Deep Tech : des chiffres et un cap assumé
Le programme Deep Tech, déployé avec France 2030, visait à remettre la science au cœur de l’économie réelle via la création de startups technologiques. L’objectif ? Passer de 160 à 500 startups Deep Tech créées par an. En 2024, on atteint déjà les 385.
Ces startups se structurent autour de trois grands piliers :
- Les sciences de la vie (biotech, parcours de soin digitalisé)
- Les green tech (batteries, biodiversité, agritech)
- Les technologies dites « souveraines » (IA, quantique, semi-conducteurs)
“Les startups sont le meilleur vecteur pour transposer la science dans l’économie réelle.”
Le besoin massif de capitaux privés
Bpifrance reconnaît que l’écosystème Deep Tech est encore trop dépendant du financement public. Si la banque publique assume son rôle moteur, l’objectif est de ramener sa part à 20 %, comme dans le digital.
Problème : il faudra 30 milliards d’euros pour financer les séries A et B des 6 prochaines années. L’enjeu est donc d’attirer le capital privé, européen notamment, et de créer des fonds spécialisés.
“Nous avons créé les conditions. Maintenant, il faut drainer les capitaux.”
Crypto : comprendre pour anticiper
La création d’un fonds de 25 M€ spécifique aux actifs numériques marque un tournant : Bpifrance veut comprendre les infrastructures du Web3, pas spéculer sur les cryptos.
Objectif : identifier les briques technologiques utiles à la finance et au marché secondaire. L’approche est modeste mais stratégique : tester en investissant, sans attendre.
“La crypto, ce n’est pas du bricolage. On veut comprendre en faisant.”
Defense Tech : vers un modèle dual civil/militaire
Deux fonds spécifiques (Definvest et Innovation Défense) soutiennent des startups à la frontière entre civil et militaire. Bpifrance pousse une logique de dualité : IA, quantique, drones, spatial, autant de technologies utilisables dans les deux mondes.
Mais pour que l’écosystème décolle, il faut un changement culturel dans les grands groupes et une acculturation du secteur défense au modèle startup.
“L’achat innovant par l’Etat est une clé. La DGA doit devenir un client test.”
Paul-François Fournier plaide pour une saine compétition intra-européenne (France, Allemagne, Pays-Bas…) mais une convergence sur le capital-risque.

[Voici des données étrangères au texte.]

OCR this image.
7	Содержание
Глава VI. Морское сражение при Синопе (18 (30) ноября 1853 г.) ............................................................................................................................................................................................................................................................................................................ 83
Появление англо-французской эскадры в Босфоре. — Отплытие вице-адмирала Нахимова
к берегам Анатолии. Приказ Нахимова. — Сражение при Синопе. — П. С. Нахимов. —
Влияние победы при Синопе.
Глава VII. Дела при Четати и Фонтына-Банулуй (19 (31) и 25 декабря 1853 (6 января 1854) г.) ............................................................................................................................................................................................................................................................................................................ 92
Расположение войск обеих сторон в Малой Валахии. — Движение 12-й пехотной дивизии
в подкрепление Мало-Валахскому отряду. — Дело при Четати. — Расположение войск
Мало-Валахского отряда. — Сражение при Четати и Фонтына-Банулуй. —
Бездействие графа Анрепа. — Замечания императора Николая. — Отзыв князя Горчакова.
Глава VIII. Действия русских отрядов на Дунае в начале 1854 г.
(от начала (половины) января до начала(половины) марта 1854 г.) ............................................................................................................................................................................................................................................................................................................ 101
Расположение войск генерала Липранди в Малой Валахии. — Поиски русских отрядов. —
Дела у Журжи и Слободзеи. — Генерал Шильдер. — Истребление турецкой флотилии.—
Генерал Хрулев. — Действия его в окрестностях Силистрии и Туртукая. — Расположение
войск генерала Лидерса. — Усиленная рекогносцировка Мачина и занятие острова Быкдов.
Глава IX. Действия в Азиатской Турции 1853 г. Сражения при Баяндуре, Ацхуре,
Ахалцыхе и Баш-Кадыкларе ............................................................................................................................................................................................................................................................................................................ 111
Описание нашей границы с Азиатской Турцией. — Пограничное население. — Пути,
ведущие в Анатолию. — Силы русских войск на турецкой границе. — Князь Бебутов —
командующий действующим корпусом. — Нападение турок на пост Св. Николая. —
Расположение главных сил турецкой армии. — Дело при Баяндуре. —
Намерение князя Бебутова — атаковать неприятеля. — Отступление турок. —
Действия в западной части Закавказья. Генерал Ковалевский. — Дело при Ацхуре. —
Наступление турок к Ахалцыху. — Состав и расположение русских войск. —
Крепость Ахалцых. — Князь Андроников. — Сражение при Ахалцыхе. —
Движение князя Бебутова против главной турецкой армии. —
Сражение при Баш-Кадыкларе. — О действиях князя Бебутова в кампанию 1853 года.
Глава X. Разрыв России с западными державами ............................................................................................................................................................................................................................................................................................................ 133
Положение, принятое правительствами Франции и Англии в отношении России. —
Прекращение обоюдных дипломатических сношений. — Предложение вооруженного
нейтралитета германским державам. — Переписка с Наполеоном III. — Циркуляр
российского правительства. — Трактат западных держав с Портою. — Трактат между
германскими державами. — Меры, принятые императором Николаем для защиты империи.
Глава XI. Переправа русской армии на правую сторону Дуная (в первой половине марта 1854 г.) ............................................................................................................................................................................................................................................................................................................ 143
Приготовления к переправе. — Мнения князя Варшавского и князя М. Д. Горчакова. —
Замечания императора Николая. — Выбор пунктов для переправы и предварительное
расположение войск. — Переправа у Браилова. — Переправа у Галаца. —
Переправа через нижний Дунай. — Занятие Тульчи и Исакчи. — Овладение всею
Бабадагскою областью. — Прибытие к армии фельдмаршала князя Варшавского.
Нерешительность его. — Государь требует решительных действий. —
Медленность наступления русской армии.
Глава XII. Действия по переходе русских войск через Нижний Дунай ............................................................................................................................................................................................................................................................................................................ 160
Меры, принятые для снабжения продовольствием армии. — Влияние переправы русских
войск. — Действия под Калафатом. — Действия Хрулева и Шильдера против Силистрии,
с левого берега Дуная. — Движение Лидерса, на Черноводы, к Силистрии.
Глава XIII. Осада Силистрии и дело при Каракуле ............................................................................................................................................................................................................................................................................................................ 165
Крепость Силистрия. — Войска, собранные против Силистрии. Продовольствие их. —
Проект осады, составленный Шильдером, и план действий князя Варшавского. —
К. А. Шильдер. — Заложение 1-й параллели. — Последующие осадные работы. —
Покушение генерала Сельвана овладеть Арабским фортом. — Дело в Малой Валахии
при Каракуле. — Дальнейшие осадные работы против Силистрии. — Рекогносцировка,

Objectif : faire grossir des fonds Series A/B à portée européenne, attirer des LP internationaux et créer un marché fluide du capital.
“Nous voulons une plateforme française à base européenne. Et tout le monde joue européen.”
Exits industriels : la prochaine bataille
Si les startups Deep Tech veulent croître, il faudra générer des sorties. Bpifrance appelle à une transformation de la culture d’innovation des grands groupes : investir, racheter, consolider.